Twins' Mauer eager to wash away 2011

Twins' Mauer eager to wash away 2011

Published Jan. 12, 2012 12:11 p.m. ET

Joe Mauer regrets being able to play only 82 games last season. He must also regret his career-low .287 batting average and three home runs. That's to be expected.

But in an interview Thursday on's livestream of KFAN's "Paul Allen Show," Mauer revealed another regret: He wishes he and his team had been more up front about the causes of his struggles in 2011.

"At the time, we thought we were doing the right thing, and I wish we had done things a little differently," said Mauer, a four-time All-Star and the 2009 American League MVP.

Months later, the disappointment of a 63-99 season still palpable but fading, it's easier for Mauer to recognize and discuss his disappointment with a season that started with bilateral leg weakness and ended with pneumonia. Although he may have felt it the most — "I don't think anybody was more frustrated than I was," he said — his whole team dealt with the effects of a losing season, and it bled over into the organization's attitude.

"Everything that probably could have went wrong, went wrong," Mauer said.

Mauer said that All-Star Michael Cuddyer, who signed with the Rockies in December, may have been the one bright spot for the Twins and that the team's struggles might have worn on the right fielder. But instead of dwelling on his teammate's decision to leave Minnesota, Mauer spoke highly of Cuddyer.

"You miss guys like that," Mauer said. "Cuddy's a good guy, plays the game the right way."

The Mauer who called into KFAN was a cheerful, self-described excited version of the oft-injured star. He talked about his offseason training and rehab and said that his left knee is improving, though he's facing other physical consequences of playing last season favoring one leg.
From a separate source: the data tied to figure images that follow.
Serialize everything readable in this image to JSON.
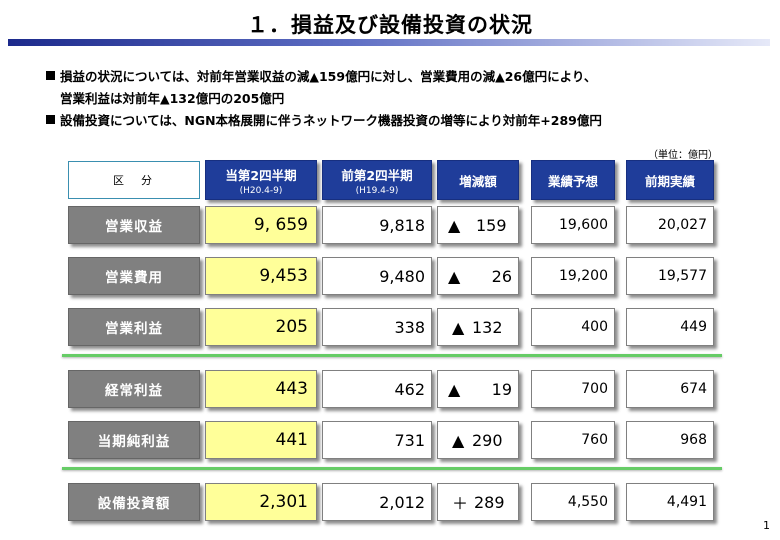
{
  "title": "１．損益及び設備投資の状況",
  "bullets": [
    "損益の状況については、対前年営業収益の減▲159億円に対し、営業費用の減▲26億円により、",
    "営業利益は対前年▲132億円の205億円",
    "設備投資については、NGN本格展開に伴うネットワーク機器投資の増等により対前年+289億円"
  ],
  "unit_note": "（単位：億円）",
  "table": {
    "headers": {
      "category": "区　分",
      "current": "当第2四半期",
      "current_sub": "(H20.4-9)",
      "previous": "前第2四半期",
      "previous_sub": "(H19.4-9)",
      "change": "増減額",
      "forecast": "業績予想",
      "prior_result": "前期実績"
    },
    "rows": [
      {
        "label": "営業収益",
        "current": "9, 659",
        "previous": "9,818",
        "change_mark": "▲",
        "change": "159",
        "forecast": "19,600",
        "prior_result": "20,027"
      },
      {
        "label": "営業費用",
        "current": "9,453",
        "previous": "9,480",
        "change_mark": "▲",
        "change": "26",
        "forecast": "19,200",
        "prior_result": "19,577"
      },
      {
        "label": "営業利益",
        "current": "205",
        "previous": "338",
        "change_mark": "▲",
        "change": "132",
        "forecast": "400",
        "prior_result": "449"
      },
      {
        "label": "経常利益",
        "current": "443",
        "previous": "462",
        "change_mark": "▲",
        "change": "19",
        "forecast": "700",
        "prior_result": "674"
      },
      {
        "label": "当期純利益",
        "current": "441",
        "previous": "731",
        "change_mark": "▲",
        "change": "290",
        "forecast": "760",
        "prior_result": "968"
      },
      {
        "label": "設備投資額",
        "current": "2,301",
        "previous": "2,012",
        "change_mark": "＋",
        "change": "289",
        "forecast": "4,550",
        "prior_result": "4,491"
      }
    ]
  },
  "page_number": "1",
  "colors": {
    "header_blue": "#1f3d9a",
    "current_fill": "#ffff99",
    "label_gray": "#808080",
    "separator_green": "#66cc66"
  }
}
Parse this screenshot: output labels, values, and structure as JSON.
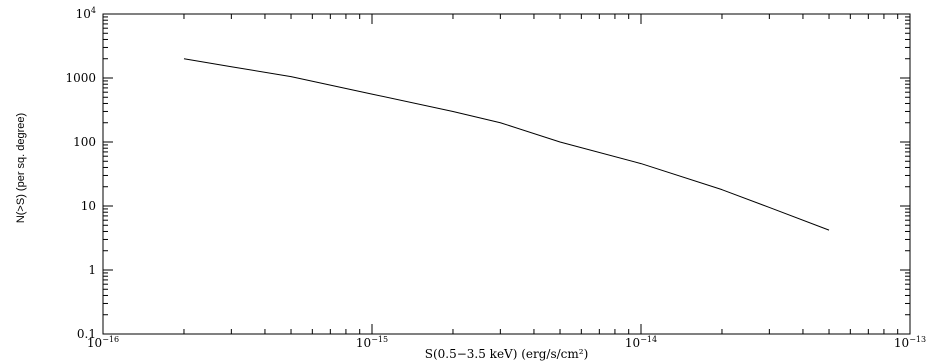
{
  "chart_data": {
    "type": "line",
    "title": "",
    "xlabel": "S(0.5−3.5 keV) (erg/s/cm²)",
    "ylabel": "N(>S) (per sq. degree)",
    "x_scale": "log",
    "y_scale": "log",
    "xlim": [
      1e-16,
      1e-13
    ],
    "ylim": [
      0.1,
      10000
    ],
    "grid": false,
    "x_ticks": [
      {
        "value": 1e-16,
        "base": "10",
        "exp": "−16"
      },
      {
        "value": 1e-15,
        "base": "10",
        "exp": "−15"
      },
      {
        "value": 1e-14,
        "base": "10",
        "exp": "−14"
      },
      {
        "value": 1e-13,
        "base": "10",
        "exp": "−13"
      }
    ],
    "y_ticks": [
      {
        "value": 0.1,
        "label": "0.1",
        "exp": ""
      },
      {
        "value": 1,
        "label": "1",
        "exp": ""
      },
      {
        "value": 10,
        "label": "10",
        "exp": ""
      },
      {
        "value": 100,
        "label": "100",
        "exp": ""
      },
      {
        "value": 1000,
        "label": "1000",
        "exp": ""
      },
      {
        "value": 10000,
        "label": "10",
        "exp": "4"
      }
    ],
    "series": [
      {
        "x": [
          2e-16,
          3e-16,
          5e-16,
          1e-15,
          2e-15,
          3e-15,
          5e-15,
          1e-14,
          2e-14,
          3e-14,
          5e-14
        ],
        "y": [
          2000,
          1500,
          1050,
          560,
          300,
          200,
          100,
          46,
          18,
          9.5,
          4.2
        ]
      }
    ]
  }
}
All that, though, should be resolved by the time the Twins take the field April 6 at Baltimore. That's what Mauer is looking forward to: the season, his rehab work paying off, finally getting back into the rhythm of the game. And though he said he would love to be behind the plate for all 162 games, he knows that's an unrealistic goal for him. He'll be prepared to play first base and DH, as he did last season, though he would prefer to leave right field to someone else.

"I'm kind of just taking the same approach as I always have," Mauer said. "Whatever (manager Ron Gardenhire) thinks that I can (do to) help the team win, that's what I'm going to do."

Looking past the season, Mauer has something else to anticipate: his wedding to girlfriend Maddie Bisanz. The two haven't set a date yet and have specified only that they'll get married next offseason. That might be all the information Mauer is going to give. He said his fiancée prefers to stay behind the scenes, so Mauer's avoidance of the spotlight is unlikely to change as the wedding approaches.

It would seem that Mauer learned a lot about that spotlight in the past year, especially its negative side. And though he seemed just a bit more willing to open up Thursday, he also had a few words of advice for the media who seemed intent to find the answers to his problems last summer.

"We're in a position where we have a microphone in front of our face every day," he said, "and sometimes you don't know the answer and you're trying to find it out, too."